The Corner

How Tuition Tax Credits Fuel the Higher-Ed Industrial Complex

Over the past several days, President Obama has released a serious of ambitious domestic policy proposals that he will more formally unveil in tonight’s State of the Union address. Most of these proposals, thankfully, will be blocked by Republicans in Congress. Their real purpose is to put a marker down – to let voters know where the president and his allies stand on higher taxes on the rich (they’re for it), tuition-free community college (they’re for that too), and dastardly cyberattacks (they’re against them). To my surprise, at least one of his proposals has some merit. 

Specifically, the president is calling for paring back the benefits associated with 529 college-savings plans. Right now, these plans are quite generous, as Annamaria Andriotis of the Wall Street Journal has explained: parents contribute to 529 plans with after-tax income, and earnings that accumulate over time in the plans can be drawn tax-free, provided they are used to meet various approved college costs. Under the president’s proposal, all new contributions will be treated differently. Taxes on earnings will be deferred until earnings are withdrawn, at which point they’ll be treated like ordinary income. Suddenly, 529 plans will become far less attractive. 

Why do I think this proposal has merit? Many of the analysts I trust most, like Ryan Ellis of Americans for Tax Reform, hate it, and see it as an unjustifiable middle-class tax hike. And like Ellis, I strongly favor reducing taxes on savings and investment. In my ideal world, we’d move towards something like a progressive consumption tax. So don’t get me wrong: I’m all for helping families, including well-off families, save and build wealth. The reason I’m sympathetic to paring back the benefits associated with 529 plans is that tuition tax breaks appear to be an extremely ineffective way of making higher education more affordable — indeed, one scholar I trust, Andrew Gillen of Education Sector, has actually suggested that they might contribute to tuition increases.

How, you ask? All kinds of financial aid, from direct grants to low-income students to tuition tax credits that benefit all students, including high-income students, increase demand for higher education. It is important, however, that while direct grants to low-income students only increase demand for low-income students, who are less likely to go to college than more affluent students in the first place, tuition tax credits increase demand for all students, including those who are already willing and able to spend large sums on higher education. Colleges can respond to increased demand by increasing supply (e.g., admitting more students), by becoming more selective, or by charging higher prices to capture more of the aid. Different colleges will respond to increased demand in different ways. For example, for-profit schools are particularly inclined to increase supply (mo’ students, mo’ money) while non-profit schools that hope to climb the prestige ladder are more likely to at least try to become more selective (let’s goose our U.S. News ranking!). What do you think colleges are likely to do if middle- and upper-middle- and simply upper-income households have large sums sloshing around in their 529 plans? Will they gingerly try to extract as little from these families as possible, knowing that they saved conscientiously over the years to give junior a decent education? Or will they hike tuition to extract as much as they can? And given that withdrawals from 529 plans are only tax-free if they’re used for qualified higher education expenses, guess what: we will see ever more gold-plated dormitories and other luxurious amenities on college campuses to better soak up this money.  

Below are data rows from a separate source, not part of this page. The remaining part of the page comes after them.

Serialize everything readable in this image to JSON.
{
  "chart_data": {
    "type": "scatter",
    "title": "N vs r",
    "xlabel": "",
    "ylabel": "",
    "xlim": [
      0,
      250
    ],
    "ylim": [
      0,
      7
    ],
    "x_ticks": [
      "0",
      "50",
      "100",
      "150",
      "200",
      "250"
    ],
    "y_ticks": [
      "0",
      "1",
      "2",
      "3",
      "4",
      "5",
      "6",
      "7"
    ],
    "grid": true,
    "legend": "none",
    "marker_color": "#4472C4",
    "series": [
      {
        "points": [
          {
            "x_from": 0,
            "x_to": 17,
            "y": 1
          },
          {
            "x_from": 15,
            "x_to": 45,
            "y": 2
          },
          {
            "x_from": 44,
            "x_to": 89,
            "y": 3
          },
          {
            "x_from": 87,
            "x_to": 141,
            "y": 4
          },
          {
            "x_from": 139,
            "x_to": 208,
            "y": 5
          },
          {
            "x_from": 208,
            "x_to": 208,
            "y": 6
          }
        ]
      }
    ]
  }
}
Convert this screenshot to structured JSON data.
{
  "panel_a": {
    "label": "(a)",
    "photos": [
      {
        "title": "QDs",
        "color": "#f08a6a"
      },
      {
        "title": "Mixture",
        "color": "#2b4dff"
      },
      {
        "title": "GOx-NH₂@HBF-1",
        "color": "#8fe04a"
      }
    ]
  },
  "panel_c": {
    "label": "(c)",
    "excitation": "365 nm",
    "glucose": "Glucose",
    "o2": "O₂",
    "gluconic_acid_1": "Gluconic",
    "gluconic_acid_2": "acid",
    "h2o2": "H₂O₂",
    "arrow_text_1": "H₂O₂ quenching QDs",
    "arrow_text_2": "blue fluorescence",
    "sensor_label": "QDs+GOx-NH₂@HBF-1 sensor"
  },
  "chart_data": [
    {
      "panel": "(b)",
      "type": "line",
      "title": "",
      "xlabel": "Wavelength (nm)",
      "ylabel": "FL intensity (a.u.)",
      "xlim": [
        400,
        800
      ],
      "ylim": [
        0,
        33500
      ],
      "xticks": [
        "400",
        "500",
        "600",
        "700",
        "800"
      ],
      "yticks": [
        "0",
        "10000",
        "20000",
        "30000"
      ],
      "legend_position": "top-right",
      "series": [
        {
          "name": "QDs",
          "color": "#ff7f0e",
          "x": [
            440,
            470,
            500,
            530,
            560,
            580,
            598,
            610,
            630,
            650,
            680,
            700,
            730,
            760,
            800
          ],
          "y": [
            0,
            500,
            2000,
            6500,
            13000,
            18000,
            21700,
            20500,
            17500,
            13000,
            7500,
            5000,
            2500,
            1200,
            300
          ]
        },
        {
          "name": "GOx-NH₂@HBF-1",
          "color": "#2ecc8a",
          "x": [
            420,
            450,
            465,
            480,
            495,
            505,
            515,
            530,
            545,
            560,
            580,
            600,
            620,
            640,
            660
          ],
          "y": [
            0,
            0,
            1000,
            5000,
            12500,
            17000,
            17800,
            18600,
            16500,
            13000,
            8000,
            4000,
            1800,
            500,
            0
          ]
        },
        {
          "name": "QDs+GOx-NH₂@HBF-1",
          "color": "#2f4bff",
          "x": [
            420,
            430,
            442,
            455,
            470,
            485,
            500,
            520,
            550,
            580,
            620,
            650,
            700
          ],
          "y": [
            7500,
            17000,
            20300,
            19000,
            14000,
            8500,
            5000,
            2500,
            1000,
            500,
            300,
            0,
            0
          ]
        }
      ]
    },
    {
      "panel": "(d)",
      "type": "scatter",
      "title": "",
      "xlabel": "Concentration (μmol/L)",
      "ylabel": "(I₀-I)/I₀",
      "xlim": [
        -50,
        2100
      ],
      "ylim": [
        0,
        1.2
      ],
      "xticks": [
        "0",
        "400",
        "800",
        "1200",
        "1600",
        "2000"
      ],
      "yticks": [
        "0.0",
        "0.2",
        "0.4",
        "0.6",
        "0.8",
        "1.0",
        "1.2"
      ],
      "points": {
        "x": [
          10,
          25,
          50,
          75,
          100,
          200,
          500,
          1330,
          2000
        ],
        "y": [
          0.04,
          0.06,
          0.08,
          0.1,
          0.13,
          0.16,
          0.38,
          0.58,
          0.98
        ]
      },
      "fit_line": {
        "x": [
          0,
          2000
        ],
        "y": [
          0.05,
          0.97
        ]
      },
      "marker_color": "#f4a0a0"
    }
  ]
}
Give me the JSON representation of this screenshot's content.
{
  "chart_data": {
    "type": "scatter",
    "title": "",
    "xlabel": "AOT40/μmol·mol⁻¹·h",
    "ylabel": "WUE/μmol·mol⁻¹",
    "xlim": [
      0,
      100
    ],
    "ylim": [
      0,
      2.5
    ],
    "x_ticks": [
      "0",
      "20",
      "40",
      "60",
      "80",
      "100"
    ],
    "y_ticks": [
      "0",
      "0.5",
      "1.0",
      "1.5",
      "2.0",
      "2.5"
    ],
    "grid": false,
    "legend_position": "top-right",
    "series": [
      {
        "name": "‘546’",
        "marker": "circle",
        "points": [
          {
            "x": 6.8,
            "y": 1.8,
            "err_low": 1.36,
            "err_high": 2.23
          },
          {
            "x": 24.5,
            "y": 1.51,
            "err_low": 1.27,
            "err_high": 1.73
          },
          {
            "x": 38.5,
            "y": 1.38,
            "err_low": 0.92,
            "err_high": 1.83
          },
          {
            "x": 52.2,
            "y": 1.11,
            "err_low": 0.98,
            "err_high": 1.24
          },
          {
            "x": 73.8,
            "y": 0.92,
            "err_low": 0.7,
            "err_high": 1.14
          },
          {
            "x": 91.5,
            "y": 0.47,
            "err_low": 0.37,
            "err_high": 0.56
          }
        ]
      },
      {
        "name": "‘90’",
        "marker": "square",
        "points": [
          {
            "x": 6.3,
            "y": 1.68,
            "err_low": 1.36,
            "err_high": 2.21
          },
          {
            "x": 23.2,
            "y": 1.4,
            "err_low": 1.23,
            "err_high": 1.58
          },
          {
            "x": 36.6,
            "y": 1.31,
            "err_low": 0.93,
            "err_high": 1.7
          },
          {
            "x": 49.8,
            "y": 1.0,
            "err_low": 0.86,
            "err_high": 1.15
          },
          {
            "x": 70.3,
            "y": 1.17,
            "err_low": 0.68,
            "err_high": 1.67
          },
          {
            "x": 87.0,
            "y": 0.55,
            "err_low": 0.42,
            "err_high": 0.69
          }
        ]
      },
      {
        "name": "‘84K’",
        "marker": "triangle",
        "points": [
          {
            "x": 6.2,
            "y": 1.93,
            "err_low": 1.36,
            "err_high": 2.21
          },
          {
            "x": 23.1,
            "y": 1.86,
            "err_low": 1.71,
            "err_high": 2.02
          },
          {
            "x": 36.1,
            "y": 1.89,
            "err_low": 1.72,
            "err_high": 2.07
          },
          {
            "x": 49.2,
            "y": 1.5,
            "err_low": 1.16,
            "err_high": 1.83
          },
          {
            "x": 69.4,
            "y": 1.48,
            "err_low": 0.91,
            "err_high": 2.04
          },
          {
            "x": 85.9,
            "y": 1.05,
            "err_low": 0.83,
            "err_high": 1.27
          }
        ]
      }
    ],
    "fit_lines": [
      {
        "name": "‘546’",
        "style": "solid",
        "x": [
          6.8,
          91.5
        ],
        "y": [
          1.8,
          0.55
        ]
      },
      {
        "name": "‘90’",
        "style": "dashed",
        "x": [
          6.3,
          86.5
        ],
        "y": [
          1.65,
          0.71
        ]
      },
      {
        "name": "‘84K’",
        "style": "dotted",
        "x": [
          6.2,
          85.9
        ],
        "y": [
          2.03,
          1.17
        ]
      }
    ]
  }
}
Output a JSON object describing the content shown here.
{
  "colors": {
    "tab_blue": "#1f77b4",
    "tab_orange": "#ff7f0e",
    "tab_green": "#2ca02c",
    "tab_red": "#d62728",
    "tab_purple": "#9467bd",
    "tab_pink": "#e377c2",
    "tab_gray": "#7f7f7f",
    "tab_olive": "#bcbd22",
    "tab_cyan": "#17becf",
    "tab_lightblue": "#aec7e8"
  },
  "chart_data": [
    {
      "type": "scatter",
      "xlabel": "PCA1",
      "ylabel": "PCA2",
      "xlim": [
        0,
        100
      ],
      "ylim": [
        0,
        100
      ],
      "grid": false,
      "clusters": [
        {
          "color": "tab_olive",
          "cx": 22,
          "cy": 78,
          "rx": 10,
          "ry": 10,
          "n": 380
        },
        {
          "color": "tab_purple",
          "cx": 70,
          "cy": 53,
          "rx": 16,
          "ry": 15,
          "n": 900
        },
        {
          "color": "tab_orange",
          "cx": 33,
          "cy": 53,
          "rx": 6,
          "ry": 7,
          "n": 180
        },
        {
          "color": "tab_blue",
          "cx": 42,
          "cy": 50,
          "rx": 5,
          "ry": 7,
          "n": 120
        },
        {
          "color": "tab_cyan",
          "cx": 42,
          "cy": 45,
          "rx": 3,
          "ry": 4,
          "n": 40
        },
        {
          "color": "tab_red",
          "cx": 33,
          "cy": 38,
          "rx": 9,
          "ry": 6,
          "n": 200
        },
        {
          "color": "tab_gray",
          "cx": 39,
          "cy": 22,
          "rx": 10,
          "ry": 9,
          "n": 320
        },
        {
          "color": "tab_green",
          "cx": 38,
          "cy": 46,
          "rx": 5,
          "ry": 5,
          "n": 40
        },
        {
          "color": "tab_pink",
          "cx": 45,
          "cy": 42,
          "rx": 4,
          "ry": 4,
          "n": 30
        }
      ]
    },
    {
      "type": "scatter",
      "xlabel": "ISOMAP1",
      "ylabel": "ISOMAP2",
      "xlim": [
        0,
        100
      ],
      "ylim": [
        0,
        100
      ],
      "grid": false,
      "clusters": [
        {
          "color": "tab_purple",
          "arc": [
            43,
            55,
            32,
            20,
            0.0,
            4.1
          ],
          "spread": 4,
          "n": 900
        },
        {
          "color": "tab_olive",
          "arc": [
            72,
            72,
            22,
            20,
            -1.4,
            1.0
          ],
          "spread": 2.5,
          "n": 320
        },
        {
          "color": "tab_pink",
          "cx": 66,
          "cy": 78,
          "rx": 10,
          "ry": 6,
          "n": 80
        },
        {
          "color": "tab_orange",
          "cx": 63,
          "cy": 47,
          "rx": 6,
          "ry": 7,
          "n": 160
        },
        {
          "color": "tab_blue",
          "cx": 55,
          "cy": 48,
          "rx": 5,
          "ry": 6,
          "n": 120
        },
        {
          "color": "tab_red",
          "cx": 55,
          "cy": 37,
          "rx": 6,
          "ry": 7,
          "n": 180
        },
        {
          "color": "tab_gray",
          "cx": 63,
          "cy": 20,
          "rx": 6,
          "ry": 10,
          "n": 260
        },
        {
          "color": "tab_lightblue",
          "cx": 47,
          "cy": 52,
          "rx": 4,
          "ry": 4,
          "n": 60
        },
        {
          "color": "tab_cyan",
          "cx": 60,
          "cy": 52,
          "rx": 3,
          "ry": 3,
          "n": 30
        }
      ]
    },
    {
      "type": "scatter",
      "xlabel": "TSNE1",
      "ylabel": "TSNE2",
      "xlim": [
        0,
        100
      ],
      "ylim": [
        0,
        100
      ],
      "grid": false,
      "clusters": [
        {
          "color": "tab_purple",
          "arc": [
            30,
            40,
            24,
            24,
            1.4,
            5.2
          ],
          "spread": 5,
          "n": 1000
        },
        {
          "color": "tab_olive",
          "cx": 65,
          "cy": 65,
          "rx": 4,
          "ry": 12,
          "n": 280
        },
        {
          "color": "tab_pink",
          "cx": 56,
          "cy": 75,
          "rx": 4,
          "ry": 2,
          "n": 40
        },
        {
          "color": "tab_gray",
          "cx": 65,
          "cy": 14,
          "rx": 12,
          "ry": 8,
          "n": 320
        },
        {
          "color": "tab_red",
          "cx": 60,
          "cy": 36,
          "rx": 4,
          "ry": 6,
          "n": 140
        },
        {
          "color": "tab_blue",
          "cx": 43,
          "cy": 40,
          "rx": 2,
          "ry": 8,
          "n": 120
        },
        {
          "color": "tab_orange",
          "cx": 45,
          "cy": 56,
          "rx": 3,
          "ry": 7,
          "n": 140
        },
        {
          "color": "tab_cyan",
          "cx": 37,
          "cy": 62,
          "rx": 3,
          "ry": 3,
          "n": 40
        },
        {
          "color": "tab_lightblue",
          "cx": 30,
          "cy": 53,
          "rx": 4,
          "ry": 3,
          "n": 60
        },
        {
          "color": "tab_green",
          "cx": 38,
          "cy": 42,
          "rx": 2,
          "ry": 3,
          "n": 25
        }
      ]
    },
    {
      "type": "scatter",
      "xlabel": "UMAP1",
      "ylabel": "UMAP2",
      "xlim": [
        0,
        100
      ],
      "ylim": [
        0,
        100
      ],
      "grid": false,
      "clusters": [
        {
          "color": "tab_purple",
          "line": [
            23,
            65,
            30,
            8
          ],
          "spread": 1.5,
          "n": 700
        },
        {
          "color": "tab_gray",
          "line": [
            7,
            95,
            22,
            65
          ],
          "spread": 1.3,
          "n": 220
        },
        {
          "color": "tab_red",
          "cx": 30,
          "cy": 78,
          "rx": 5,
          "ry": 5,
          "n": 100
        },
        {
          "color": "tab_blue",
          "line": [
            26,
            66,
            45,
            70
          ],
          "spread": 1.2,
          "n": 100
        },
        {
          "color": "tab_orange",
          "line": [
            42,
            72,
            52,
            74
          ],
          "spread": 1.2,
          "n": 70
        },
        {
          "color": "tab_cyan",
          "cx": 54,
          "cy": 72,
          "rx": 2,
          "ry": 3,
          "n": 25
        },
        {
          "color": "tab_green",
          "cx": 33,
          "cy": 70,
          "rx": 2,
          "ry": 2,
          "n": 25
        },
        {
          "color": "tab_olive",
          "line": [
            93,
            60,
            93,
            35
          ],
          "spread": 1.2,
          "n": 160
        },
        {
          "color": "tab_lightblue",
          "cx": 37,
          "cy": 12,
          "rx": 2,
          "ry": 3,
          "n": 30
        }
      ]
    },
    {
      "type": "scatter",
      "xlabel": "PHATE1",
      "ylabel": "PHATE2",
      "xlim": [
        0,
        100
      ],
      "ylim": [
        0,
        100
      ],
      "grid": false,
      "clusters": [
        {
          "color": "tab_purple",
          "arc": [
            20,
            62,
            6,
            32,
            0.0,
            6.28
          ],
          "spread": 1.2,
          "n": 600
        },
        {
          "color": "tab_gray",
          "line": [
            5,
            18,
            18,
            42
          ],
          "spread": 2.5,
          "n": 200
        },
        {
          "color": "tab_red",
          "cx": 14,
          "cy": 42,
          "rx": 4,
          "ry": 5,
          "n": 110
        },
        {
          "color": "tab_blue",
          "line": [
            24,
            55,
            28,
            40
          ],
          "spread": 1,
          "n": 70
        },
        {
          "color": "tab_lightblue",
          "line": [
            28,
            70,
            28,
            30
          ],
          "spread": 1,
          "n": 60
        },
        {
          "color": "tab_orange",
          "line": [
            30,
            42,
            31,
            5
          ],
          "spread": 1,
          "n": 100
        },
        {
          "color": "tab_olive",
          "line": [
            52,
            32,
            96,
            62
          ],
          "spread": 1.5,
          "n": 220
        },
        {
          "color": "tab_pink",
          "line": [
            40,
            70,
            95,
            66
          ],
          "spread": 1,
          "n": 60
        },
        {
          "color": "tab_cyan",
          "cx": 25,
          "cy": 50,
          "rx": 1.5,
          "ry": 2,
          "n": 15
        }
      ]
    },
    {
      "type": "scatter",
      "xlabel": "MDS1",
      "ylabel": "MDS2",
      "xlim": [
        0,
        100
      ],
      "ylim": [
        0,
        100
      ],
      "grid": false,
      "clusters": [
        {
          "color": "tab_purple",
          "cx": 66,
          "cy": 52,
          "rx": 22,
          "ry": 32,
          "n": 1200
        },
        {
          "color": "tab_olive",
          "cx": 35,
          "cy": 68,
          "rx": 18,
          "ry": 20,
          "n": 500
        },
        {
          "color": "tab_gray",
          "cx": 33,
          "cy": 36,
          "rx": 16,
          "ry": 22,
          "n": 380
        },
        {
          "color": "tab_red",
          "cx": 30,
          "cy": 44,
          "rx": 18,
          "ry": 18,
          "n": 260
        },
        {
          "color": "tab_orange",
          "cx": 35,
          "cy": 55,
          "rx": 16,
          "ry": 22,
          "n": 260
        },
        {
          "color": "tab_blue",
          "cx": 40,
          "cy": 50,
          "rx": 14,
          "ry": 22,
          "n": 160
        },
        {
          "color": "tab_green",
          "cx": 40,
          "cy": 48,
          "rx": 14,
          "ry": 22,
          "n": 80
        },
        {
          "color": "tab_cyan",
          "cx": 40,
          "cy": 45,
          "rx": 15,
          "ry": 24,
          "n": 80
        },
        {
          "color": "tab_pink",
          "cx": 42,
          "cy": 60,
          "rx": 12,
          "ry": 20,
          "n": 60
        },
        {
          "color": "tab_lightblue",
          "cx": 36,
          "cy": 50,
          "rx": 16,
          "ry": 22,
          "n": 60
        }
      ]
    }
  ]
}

Reliable evidence on the efficacy of tuition tax credits is scarce. I’d recommend taking a look at new findings from economists George B. Bulman and Caroline Hoxby. Bulman and Hoxby don’t find compelling evidence for Gillen’s twist on the Bennett Hypothesis, which I describe above. (I still think colleges wind up extracting the money, but I certainly don’t have rock-solid proof.) Yet they conclude that tuition tax credits have negligible effects on college attendance. Nor does it appear that students are “upgrading,” or attending “better” schools than they might have in the absence of the tax credits. So overall, we don’t appear to be getting much bang for the buck. Actually, we don’t appear to be getting any bang for the buck. 

By all means, let’s look out for the interests of savers. But let’s not just look out for the interests of savers who fork over their savings to higher education institutions that are quite happy to rob them blind. They key to making higher education better and more accessible is not to help families pay exorbitant tuition — it’s to make the sector more competitive and cost-effective.

Reihan Salam is president of the Manhattan Institute and a contributing editor of National Review.